Here's an example from just this week. I was really tired Sunday morning from such a busy week so I chose to say home and have some “alone” time. I noticed that my kitchen counters were very stained and just looked awful. Usually I don't do that kind of work on Sundays, but this time I felt it was needed, so I spent time working on them doing my best to make them nice. I actually enjoyed doing it and I believe it was an act of worship because I knew the result would boost morale for the whole household and it drew me into giving praise to God.

 After the time spent cleaning in the kitchen that morning, I spent the rest of my day relaxing, reading some Scripture, and creating art. I had been feeling overwhelmed with all the activity of the past week and knew there were still plenty of things that would need attention. I remembered that we were created not only to work, but to rest. So I wrote this little poem helping me to remember to let go of all the worries and cares and just rest in Christ.

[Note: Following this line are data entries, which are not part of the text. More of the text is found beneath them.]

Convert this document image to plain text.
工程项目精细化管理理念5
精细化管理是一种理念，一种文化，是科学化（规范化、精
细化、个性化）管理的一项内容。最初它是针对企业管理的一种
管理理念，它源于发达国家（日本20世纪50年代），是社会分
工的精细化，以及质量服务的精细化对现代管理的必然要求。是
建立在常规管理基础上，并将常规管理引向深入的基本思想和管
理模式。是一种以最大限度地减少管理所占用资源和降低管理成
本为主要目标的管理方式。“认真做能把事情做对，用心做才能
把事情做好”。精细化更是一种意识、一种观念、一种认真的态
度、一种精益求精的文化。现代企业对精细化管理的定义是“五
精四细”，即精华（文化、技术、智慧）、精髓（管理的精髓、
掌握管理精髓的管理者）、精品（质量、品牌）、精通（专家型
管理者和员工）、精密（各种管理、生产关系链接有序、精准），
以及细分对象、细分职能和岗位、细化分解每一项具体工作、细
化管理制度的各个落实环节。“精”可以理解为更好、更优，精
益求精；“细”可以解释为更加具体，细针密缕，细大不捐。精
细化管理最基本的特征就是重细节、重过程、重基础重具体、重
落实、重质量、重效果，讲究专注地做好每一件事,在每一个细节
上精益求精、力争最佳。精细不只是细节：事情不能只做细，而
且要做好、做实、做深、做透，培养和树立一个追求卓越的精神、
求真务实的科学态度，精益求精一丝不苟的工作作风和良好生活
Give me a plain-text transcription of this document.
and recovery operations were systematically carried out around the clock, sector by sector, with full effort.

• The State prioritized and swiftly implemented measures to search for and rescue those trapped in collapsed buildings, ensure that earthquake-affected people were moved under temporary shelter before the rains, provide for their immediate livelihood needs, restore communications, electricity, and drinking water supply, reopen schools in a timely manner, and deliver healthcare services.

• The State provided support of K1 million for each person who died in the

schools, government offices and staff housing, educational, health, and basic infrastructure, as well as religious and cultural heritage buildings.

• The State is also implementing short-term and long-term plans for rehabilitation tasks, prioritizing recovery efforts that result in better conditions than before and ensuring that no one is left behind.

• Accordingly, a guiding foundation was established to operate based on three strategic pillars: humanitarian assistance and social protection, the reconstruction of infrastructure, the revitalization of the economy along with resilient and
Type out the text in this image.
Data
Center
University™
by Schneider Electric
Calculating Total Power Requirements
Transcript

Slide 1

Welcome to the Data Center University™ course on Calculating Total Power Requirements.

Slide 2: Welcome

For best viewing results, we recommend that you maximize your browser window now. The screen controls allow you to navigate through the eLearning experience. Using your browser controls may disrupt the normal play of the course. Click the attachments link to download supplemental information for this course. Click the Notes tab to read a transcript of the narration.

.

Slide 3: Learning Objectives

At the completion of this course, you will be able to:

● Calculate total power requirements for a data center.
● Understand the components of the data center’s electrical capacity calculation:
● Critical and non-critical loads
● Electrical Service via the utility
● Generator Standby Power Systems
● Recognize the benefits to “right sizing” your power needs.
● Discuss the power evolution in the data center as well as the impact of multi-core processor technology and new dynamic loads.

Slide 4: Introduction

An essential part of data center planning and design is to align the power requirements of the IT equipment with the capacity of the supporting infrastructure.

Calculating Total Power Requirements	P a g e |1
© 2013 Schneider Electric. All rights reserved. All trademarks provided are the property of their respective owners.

In God's sight I am a beloved daughter created to bring glory to Him ultimately, but also to enjoy His creation and my life. I believe God has called me to be a writer, an artist, one who takes time to notice the beauty in every day, and to encourage others in whatever way I can. I won't do all of it perfectly, and that's okay because I don't have to be perfect. I don't have to strive to be someone I am not. I only have to be myself, imperfections and all, because God takes all of me and makes beauty as only He can.

This is the kind of "being" I want for my life. 
I don't want to just exist. I want to be fully alive!